Mothers, brothers, sisters, sons, daughters and friends of the disappeared wrote personal letters to Pope Francis, who is set to visit the country in January 2015.
One of the mothers, Lolita Robiños, pins her hopes on Pope Francis. Her son Romulos was dragged by unknown men from their home in Angeles City on Nov. 17, 2006. Like the other families of the disappeared, Robiños went to military camps, police stations, hospitals, and the courts but to no avail. At one time, she even went to a popular public affairs program on television but she was ignored.
Robiños wrote, “In the name of God who is just, please grant justice to the missing.”
Frustrated
Another mother of the disappeared, Erlinda Cadapan, vented out her frustration at the Aquino administration.

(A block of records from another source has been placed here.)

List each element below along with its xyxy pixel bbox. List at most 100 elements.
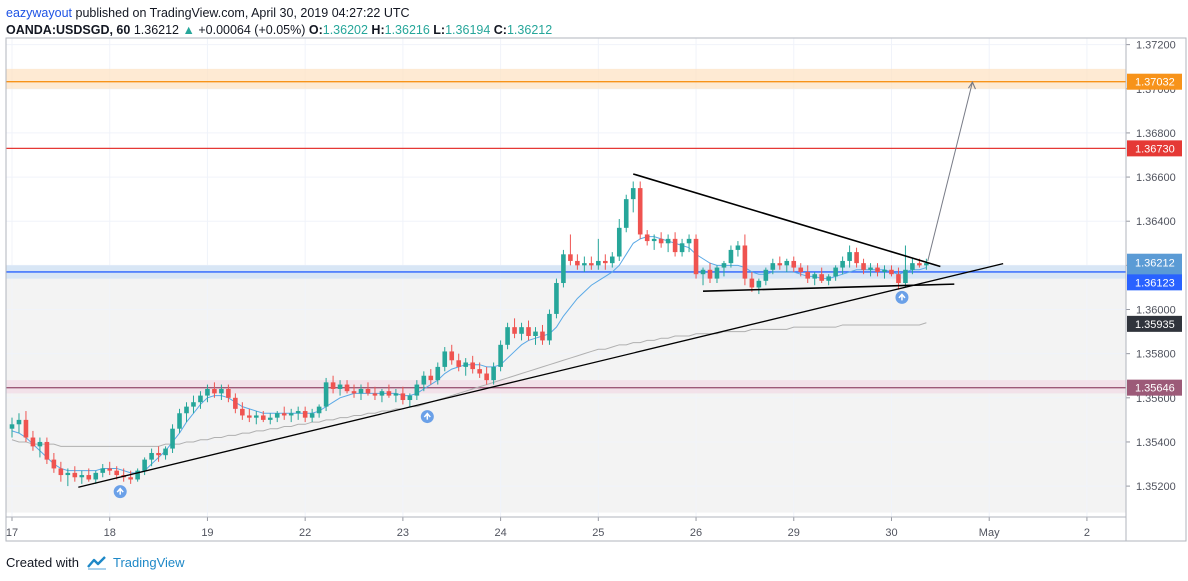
candle-body: [484, 373, 489, 381]
candle-body: [596, 260, 601, 266]
close-value: 1.36212: [506, 23, 553, 37]
x-tick-label: 24: [494, 527, 506, 539]
change-value: +0.00064 (+0.05%): [198, 23, 306, 37]
last-price: 1.36212: [133, 23, 179, 37]
candle-body: [791, 260, 797, 268]
candle-body: [351, 391, 357, 394]
candle-body: [219, 388, 224, 394]
last-low-tag-label: 1.36123: [1135, 277, 1175, 289]
candle-body: [37, 441, 43, 447]
candle-body: [749, 278, 755, 288]
candle-body: [79, 475, 85, 478]
candle-body: [896, 274, 901, 284]
x-tick-label: 22: [299, 527, 311, 539]
candle-body: [247, 415, 252, 418]
y-tick-label: 1.36800: [1136, 128, 1176, 140]
resistance-orange-tag-label: 1.37032: [1135, 77, 1175, 89]
candle-body: [889, 269, 894, 275]
high-value: 1.36216: [384, 23, 430, 37]
x-tick-label: 30: [885, 527, 897, 539]
candle-body: [114, 470, 119, 476]
candle-body: [589, 263, 594, 266]
low-value: 1.36194: [445, 23, 491, 37]
candle-body: [205, 388, 210, 396]
candle-body: [658, 238, 664, 244]
candle-body: [72, 472, 78, 478]
candle-body: [267, 417, 273, 420]
triangle-base: [702, 283, 955, 292]
y-tick-label: 1.35400: [1136, 437, 1176, 449]
candle-body: [142, 459, 147, 471]
candle-body: [421, 375, 427, 385]
publish-header: eazywayout published on TradingView.com,…: [6, 4, 410, 22]
candle-body: [254, 415, 259, 418]
candle-body: [819, 274, 824, 281]
y-tick-label: 1.36000: [1136, 305, 1176, 317]
candle-body: [149, 452, 154, 460]
candle-body: [526, 327, 531, 336]
open-value: 1.36202: [322, 23, 368, 37]
candle-body: [51, 459, 57, 469]
candle-body: [379, 391, 385, 396]
candle-body: [274, 413, 280, 418]
descending-triangle-upper: [632, 173, 941, 268]
open-label: O:: [308, 23, 323, 37]
resistance-zone-orange: [6, 68, 1126, 89]
candle-body: [337, 384, 343, 389]
candle-body: [198, 395, 203, 403]
symbol-label[interactable]: OANDA:USDSGD, 60: [6, 23, 131, 37]
candle-body: [721, 263, 727, 268]
candle-body: [735, 245, 741, 250]
candle-body: [400, 393, 406, 401]
author-link[interactable]: eazywayout: [6, 6, 73, 20]
candle-body: [23, 419, 29, 438]
candle-body: [365, 388, 371, 394]
candle-body: [623, 199, 629, 228]
candle-body: [135, 470, 140, 480]
candle-body: [847, 252, 852, 261]
candle-body: [260, 415, 266, 420]
candle-body: [288, 413, 294, 416]
candle-body: [616, 227, 622, 257]
slow-ma-tag-label: 1.35935: [1135, 319, 1175, 331]
candle-body: [30, 437, 36, 447]
candle-body: [407, 395, 413, 401]
x-tick-label: 29: [788, 527, 800, 539]
candle-body: [100, 468, 106, 473]
slow-ma-tag: [1127, 315, 1182, 332]
y-tick-label: 1.36400: [1136, 216, 1176, 228]
candle-body: [826, 276, 831, 281]
candle-body: [554, 283, 559, 314]
candle-body: [728, 249, 734, 264]
candle-body: [540, 331, 545, 341]
candle-body: [756, 280, 762, 288]
resistance-red-tag: [1127, 140, 1182, 157]
candle-body: [910, 263, 915, 270]
candle-body: [805, 271, 811, 279]
candle-body: [295, 411, 301, 414]
candle-body: [568, 254, 573, 261]
projection-arrowhead-icon: [967, 80, 976, 90]
support-purple-tag: [1127, 379, 1182, 396]
tradingview-brand-link[interactable]: TradingView: [113, 555, 185, 570]
candle-body: [107, 468, 113, 471]
candle-body: [903, 269, 908, 284]
candle-body: [770, 263, 776, 270]
candle-body: [498, 344, 503, 367]
last-low-tag: [1127, 274, 1182, 291]
candle-body: [519, 327, 524, 334]
candle-body: [582, 263, 587, 266]
candle-body: [323, 382, 329, 407]
candle-body: [386, 391, 392, 396]
candle-body: [833, 267, 838, 277]
candle-body: [477, 369, 482, 374]
x-tick-label: 26: [690, 527, 702, 539]
candle-body: [491, 366, 496, 381]
candle-body: [58, 468, 64, 476]
candle-body: [693, 238, 699, 275]
candle-body: [226, 388, 231, 398]
up-arrow-icon: [898, 293, 906, 301]
candle-body: [917, 263, 922, 266]
candle-body: [414, 384, 420, 396]
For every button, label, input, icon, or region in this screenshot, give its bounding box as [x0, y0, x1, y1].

Cadapan, mother of Sherlyn, who, along with Karen Empeño, was abducted in Hagonoy, Bulacan on June 26, 2006, slammed what she calls as special treatment to retired Gen. Jovito Palparan Jr.
Palparan is the primary suspect in the kidnapping and serious illegal detentions charges filed by Cadapan and Karen’s mother, Concepcion Empeño. The local court recently granted Palparan’s petition to transfer him to military detention.
Cadapan said during the program, “Now we see how this government coddles a criminal who has killed and disappeared innocent people.”
In her letter to Pope Francis, Empeño wrote, “Help the people in authority, most especially President Benigno Aquino III, to be sensitive to the human rights violations in our country…”
There are those who search for more than one relative. Isa Calubad held the photographs of her father Rogelio and brother Gabriel who were abducted by suspected state agents on June 17, 2006 in Calauag, Quezon.
Ipelenio Soco held the photographs of her mother, Gloria Soco and his relatives Prudencio Calubid and Celina Palma who were abducted on June 26, 2006 along the Maharlika Highway near Sipocot, Camarines Sur.
Like Rogelio Calubad and Prudencio Calubid, Lorena Santos’s missing father, Leo Velasco is also a peace consultant of the National Democratic Front of the Philippines (NDFP). Santos said that 11 NDFP consultants have been disappeared in violation of the Comprehensive Agreement on Respect for Human Rights and International Humanitarian Law (CARHRIHL) and the Joint Agreement on Safety and Immunity Guarantees (Jasig).
Never giving up
Santos, secretary general of Desaparecidos said that they have followed and listened to the statements of Pope Francis on justice and human rights. She said the Pope’s visit to the Philippines next year is an opportune time to voice out the injustice and rights violations in the Philippines.
For Empeño, chairwoman of Desaparecidos who travelled all the way from Masinloc, Zambales, the struggle of the families of the disappeared is a never-ending one.
Her voice breaking, Empeño said, “Only in occasions like this I am able to embrace Karen.”
They draw strength from one another and their hope never dies.